Paediatric airway management is usually considered difficult for less experienced and trainee anaesthesiologists. This is because in infants aged less than four months, the epiglottis is higher (at the level of the first cervical vertebra) and there is relative macroglossia. An awake fibreoptic intubation may be the gold standard in the management of the known difficult airway, but may not be a suitable option for children because of inability to co-operate [1]. An anticipated difficult airway needs good preoperative preparation, and help from senior collegues to deal with difficult airways, more so in infants [2,3]. Failed endotracheal intubation is always a major concern for anaesthesiologists because of the devastating outcomes associated with it. Sharing of methods, views and experiences in securing a difficult airway that help in preventing adverse events should always be done [3]. The reported incidence of difficult direct laryngoscopy and intubation is 1.5-8.5% for general anaesthetics, while incidence of failed intubation is reported in 0.13-0.3% of general anaesthetics [4]. Sophisticated equipment like paediatric fibreoptic bronchoscope is not available everywhere and one must know how to deal with a difficult airway in infants and children. Help and guidance from senior colleagues is foremost important, as sought by the consultant in our second case. Should intubation prove impossible, the anaesthetist must have a plan of how to proceed to avoid a “cannot intubate, cannot ventilate” (CVCI) situation. Regrouping, change of blade type and size with surgical help for tracheotomy should be at hand. It is even better to abandon the procedure in order to prevent trauma and severe laryngeal oedema due to multiple attempts, if not a life saving emergency, as was done by our team in our second case [4].

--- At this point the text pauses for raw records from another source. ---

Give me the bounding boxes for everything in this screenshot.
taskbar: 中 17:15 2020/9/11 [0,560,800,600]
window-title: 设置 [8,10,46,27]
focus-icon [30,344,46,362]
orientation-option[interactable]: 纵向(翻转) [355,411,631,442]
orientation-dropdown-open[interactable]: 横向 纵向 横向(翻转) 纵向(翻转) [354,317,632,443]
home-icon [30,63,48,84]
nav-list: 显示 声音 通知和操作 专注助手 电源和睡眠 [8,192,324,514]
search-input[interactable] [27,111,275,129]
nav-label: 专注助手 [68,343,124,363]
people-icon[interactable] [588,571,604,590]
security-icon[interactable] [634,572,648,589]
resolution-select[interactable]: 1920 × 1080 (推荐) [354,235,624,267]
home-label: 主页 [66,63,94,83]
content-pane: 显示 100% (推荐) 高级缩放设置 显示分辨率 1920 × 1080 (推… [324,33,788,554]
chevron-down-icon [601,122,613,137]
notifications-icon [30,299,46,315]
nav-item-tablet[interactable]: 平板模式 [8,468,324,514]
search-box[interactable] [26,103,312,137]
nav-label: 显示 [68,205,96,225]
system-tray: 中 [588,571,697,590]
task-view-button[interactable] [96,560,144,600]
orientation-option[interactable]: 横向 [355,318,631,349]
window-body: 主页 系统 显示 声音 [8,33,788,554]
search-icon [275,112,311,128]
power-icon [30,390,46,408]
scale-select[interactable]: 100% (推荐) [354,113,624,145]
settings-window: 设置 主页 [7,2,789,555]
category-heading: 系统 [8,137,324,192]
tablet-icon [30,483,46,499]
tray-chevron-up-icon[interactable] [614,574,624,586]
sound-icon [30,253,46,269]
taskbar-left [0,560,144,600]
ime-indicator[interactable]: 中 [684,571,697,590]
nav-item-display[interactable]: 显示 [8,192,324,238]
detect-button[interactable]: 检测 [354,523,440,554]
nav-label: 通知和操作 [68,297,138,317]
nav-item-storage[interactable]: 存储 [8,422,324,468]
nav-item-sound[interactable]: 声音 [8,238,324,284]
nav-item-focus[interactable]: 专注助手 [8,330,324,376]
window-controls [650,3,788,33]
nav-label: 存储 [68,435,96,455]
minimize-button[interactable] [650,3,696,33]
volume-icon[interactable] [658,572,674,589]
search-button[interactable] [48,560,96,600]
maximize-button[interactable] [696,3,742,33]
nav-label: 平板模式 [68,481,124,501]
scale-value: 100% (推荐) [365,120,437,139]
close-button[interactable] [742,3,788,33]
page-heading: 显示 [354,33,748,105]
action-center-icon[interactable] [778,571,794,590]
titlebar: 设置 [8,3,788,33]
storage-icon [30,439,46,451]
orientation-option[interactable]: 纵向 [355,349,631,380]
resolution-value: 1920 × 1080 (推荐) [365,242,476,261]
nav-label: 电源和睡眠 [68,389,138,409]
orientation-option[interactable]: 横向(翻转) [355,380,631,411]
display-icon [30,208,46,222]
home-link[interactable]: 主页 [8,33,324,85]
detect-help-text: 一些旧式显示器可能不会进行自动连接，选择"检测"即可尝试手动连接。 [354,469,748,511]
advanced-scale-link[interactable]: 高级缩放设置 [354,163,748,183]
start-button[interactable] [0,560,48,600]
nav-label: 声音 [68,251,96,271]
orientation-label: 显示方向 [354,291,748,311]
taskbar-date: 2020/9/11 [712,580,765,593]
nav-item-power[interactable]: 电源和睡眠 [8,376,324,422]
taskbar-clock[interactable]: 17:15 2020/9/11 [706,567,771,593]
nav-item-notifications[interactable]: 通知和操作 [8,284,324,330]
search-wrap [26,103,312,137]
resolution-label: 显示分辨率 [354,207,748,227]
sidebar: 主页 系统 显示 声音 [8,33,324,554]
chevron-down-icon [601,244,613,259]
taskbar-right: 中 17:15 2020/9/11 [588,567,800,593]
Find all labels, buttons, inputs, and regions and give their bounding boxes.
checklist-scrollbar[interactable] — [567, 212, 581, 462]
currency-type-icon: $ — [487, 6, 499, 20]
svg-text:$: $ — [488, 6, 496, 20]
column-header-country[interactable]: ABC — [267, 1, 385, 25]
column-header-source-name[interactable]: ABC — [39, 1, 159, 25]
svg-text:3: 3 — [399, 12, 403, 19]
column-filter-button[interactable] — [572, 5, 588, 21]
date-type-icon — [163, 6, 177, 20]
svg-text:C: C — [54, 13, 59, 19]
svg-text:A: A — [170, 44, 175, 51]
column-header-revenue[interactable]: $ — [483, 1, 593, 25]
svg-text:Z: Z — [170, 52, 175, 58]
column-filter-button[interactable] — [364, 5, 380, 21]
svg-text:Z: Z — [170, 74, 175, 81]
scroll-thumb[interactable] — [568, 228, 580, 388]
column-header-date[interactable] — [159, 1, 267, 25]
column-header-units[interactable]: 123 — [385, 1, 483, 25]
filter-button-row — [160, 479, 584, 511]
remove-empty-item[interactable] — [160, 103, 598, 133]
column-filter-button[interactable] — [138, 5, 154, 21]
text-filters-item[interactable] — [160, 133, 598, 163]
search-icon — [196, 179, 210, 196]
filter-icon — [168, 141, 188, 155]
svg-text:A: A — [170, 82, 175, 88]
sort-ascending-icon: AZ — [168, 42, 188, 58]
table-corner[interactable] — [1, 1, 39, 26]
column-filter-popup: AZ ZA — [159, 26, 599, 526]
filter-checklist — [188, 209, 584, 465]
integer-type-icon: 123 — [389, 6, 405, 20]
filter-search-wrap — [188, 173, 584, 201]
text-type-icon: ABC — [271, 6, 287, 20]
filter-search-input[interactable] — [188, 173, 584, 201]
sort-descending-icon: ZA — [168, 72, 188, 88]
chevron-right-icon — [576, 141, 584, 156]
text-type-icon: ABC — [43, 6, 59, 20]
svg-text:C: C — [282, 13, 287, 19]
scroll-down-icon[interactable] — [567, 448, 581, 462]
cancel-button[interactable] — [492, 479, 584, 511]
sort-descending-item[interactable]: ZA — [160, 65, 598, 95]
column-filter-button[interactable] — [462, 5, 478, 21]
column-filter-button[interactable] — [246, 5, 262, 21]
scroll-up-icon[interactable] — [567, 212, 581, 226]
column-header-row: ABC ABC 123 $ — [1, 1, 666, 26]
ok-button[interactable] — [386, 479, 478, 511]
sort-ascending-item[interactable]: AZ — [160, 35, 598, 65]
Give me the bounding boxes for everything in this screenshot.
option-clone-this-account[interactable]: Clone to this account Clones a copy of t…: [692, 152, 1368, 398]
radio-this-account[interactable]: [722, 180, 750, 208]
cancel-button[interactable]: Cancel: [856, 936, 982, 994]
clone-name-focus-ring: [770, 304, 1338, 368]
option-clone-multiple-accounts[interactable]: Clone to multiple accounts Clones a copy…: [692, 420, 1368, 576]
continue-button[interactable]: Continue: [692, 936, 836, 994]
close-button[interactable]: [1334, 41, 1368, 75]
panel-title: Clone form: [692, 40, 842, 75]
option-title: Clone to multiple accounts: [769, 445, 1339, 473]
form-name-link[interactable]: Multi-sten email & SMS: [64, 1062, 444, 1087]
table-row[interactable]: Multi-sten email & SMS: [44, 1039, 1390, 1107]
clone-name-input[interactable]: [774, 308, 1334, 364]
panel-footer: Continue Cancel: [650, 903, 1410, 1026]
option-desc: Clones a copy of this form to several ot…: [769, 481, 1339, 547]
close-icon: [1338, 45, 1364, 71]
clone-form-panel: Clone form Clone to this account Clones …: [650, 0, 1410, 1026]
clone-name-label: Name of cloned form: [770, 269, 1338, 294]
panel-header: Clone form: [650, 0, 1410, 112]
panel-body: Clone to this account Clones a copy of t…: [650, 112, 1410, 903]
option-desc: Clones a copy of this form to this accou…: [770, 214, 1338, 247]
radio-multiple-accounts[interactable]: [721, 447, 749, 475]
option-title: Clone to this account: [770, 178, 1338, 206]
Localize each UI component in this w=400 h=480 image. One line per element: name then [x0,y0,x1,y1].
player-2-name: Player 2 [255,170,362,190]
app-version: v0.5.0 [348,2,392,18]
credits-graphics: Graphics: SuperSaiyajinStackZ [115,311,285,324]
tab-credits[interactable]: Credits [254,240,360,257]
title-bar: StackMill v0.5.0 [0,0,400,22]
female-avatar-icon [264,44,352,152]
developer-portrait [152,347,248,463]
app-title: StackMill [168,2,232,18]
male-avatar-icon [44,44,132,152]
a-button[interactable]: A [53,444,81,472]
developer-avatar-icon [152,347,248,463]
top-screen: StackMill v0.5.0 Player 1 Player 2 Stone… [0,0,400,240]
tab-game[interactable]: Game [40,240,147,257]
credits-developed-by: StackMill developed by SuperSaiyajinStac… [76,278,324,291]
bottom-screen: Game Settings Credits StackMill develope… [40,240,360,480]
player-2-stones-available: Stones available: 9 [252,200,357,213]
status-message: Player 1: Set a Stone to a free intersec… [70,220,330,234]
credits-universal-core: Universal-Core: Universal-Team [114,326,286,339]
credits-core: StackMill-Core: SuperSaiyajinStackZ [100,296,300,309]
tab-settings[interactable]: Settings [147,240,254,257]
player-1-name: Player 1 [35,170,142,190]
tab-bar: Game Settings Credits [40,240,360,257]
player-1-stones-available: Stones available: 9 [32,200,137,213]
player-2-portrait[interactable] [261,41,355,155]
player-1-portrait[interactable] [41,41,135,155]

Airway management in infants poses additional risk in case of any deviation from normal anatomy which is seen in babies with craniofacial and congenital disorders [5,6]. Kim H, et al., reported their experience with a 30-day-old baby with a large cystic hygroma on the left side of neck. As in this case, we used gaseous induction with Sevoflurane, decided to withhold muscle relaxants and keep the patient on spontaneous respiration because of difficult airway [6]. Muscle relaxants should be withheld, until the airway is secure. Use of a muscle relaxant during induction of anaesthesia may result in a situation where the anaesthetist can neither intubate nor ventilate and require an urgent surgical way to obtain airway. Intubation should be performed under inhalational anaesthesia [7,8]. In our hospital, either Halothane or Sevoflurane are used for inhalational induction. Sevoflurane, the least irritant of all the available agents, is emerging as a choice of inhalational agent, in both adults and paediatric patients [9,10].

Conclusion

A large swelling involving the neck area may result in deviation of the trachea, and in such cases success in obtaining an emergency surgical airway would be improbable, if not impossible. Therefore, help from senior collogues, surgical teamwork, avoidance of muscle relaxants, use of inhalational anaesthesia and knowing when to abandon the procedure to avoid adverse events are all crucial in the management of a difficult airway, especially in infants.